Der Bronx-Rapper Kay Flock, bürgerlich Kevin Perez, wurde am 16. Dezember zu 30 Jahren Gefängnis verurteilt wegen Verschwörung zur Erpressung und versuchter Tötung im Zusammenhang mit Schüssen in seiner Nachbarschaft. Der 22-jährige Drill-Künstler, der im März verurteilt wurde, wurde vom Richter dafür kritisiert, Gewalt in seiner Musik und Bandenaktivitäten zu verherrlichen. Die Staatsanwälte hoben hervor, wie Perez seinen aufsteigenden Ruhm nutzte, um Einschüchterung und Rache im Bronx zu schüren.
Details zur Verurteilung
Der US-Bundesrichter Lewis J. Liman verurteilte Kevin Perez, bekannt unter dem Künstlernamen Kay Flock, am Dienstag, dem 16. Dezember, zu 30 Jahren Haft. Perez wurde im März der Verschwörung zur Erpressung, versuchten Mordes, Körperverletzung mit tödlicher Waffe im Rahmen von Erpressung und Waffenverstößen schuldig gesprochen. Die Anklagen resultierten aus vier separaten Schießereien zwischen 2020 und 2021, einschließlich Vorfällen am 26. Juni 2020, 10. August 2020 und 10. November 2021, bei denen mehrere Personen verletzt wurden. Obwohl er vom Mord ersten Grades an Hwascar Hernandez am 16. Dezember 2021 freigesprochen wurde, wurde Perez für die Führung der im Bronx ansässigen Bande 'Sev Side' oder 'DOA' verantwortlich gemacht, die nach Angaben der Staatsanwälte Gewalt einsetzte, um Territorium zu schützen und Aktivitäten zu finanzieren, einschließlich seiner Musikkarriere.

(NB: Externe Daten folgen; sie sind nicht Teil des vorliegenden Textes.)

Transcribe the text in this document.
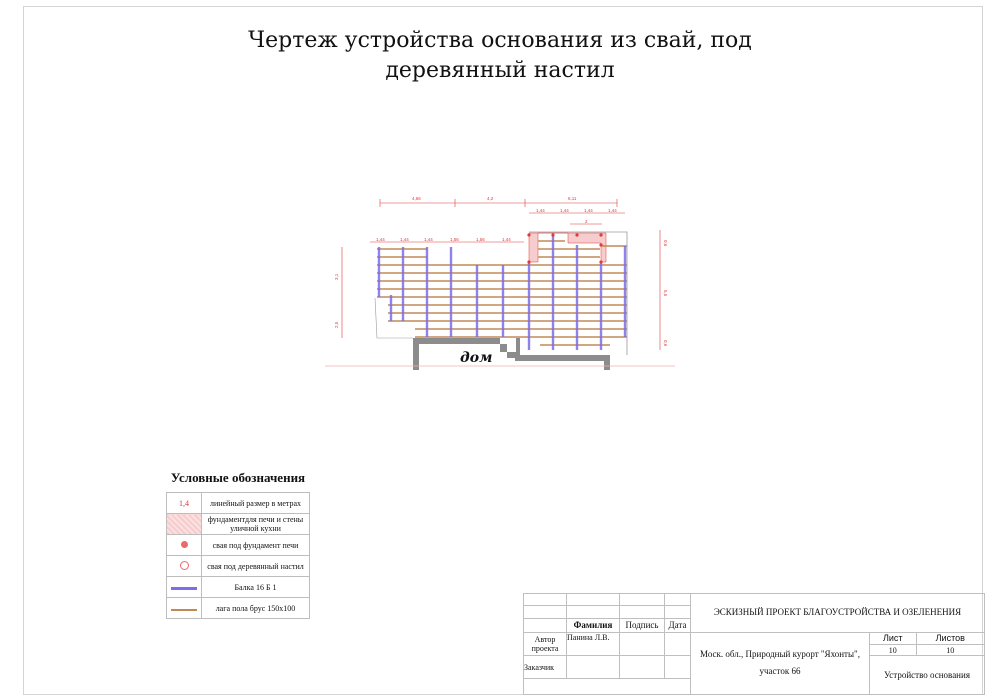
Чертеж устройства основания из свай, под
деревянный настил
4,66	4,2	6,11
1,44	1,44	1,44	1,44
2
1,44	1,44	1,44	1,56	1,56	1,44
3,1
2,5
0,6
5,5
0,6
дом
Условные обозначения
1,4	линейный размер в метрах
	фундаментдля печи и стены уличной кухни
	свая под фундамент печи
	свая под деревянный настил
	Балка 16 Б 1
	лага пола брус 150х100
					ЭСКИЗНЫЙ ПРОЕКТ БЛАГОУСТРОЙСТВА И ОЗЕЛЕНЕНИЯ		

	Фамилия	Подпись	Дата			
Автор проекта	Панина Л.В.			Моск. обл., Природный курорт "Яхонты", участок 66	Лист	Листов
					10	10
Заказчик					Устройство основания	
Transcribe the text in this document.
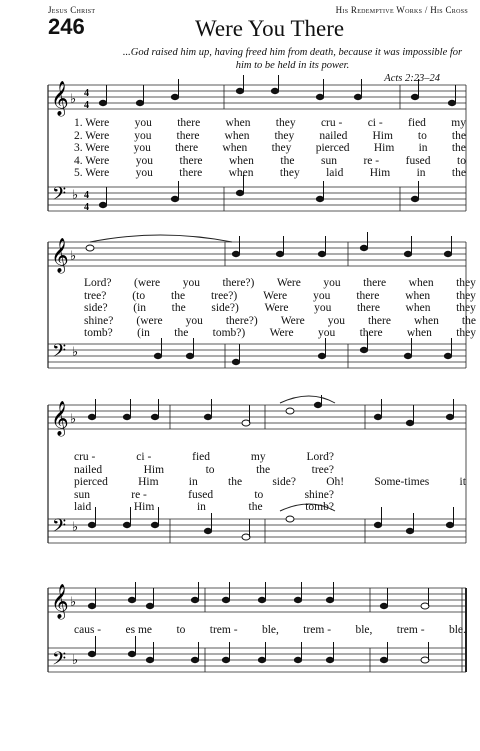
Jesus Christ	His Redemptive Works / His Cross
246	Were You There
...God raised him up, having freed him from death, because it was impossible for him to be held in its power.
Acts 2:23–24
𝄞
𝄢
♭
♭
4
4
4
4
1. Were you there when they cru - ci - fied my
2. Were you there when they nailed Him to the
3. Were you there when they pierced Him in the
4. Were you there when the sun re - fused to
5. Were you there when they laid Him in the
𝄞
𝄢
♭
♭
Lord? (were you there?) Were you there when they
tree? (to the tree?) Were you there when they
side? (in the side?) Were you there when they
shine? (were you there?) Were you there when the
tomb? (in the tomb?) Were you there when they
𝄞
𝄢
♭
♭
cru -	ci -	fied	my	Lord?
nailed	Him	to	the	tree?
pierced	Him	in	the	side?	Oh!	Some-times	it
sun	re -	fused	to	shine?
laid	Him	in	the	tomb?
𝄞
𝄢
♭
♭
caus - es me to trem - ble, trem - ble, trem - ble.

Richterliche Äußerungen und Verteidigung
Richter Liman bezeichnete Perez als 'Mann mit Potenzial', betonte aber die Notwendigkeit einer langen Strafe und sagte: 'Sie haben gehöhnt, gefeiert und einen Kreislauf der Gewalt mitgeschaffen.' Der Richter wies auf Perez’ Fehlen von Reue gegenüber den Opfern und seine Social-Media-Posts hin, in denen er sich über den Fall brüstete, wie 'KILL ALL RATS' auf Instagram. Perez, der persönliches Wachstum geltend machte, sagte: 'Was ich mit 18 war, bin ich heute nicht mehr' und 'Ich war nur ein Kind. Wusste es nicht besser.' Sein Anwalt Michael T. Ashley plädierte für die Mindeststrafe von 10 Jahren und berief sich auf Perez’ Aufwachsen in einer gefährlichen Nachbarschaft, den Einfluss eines älteren Bandenmitglieds sowie den Tod von sechs Freunden durch Schusswaffen vor seinem 18. Lebensjahr.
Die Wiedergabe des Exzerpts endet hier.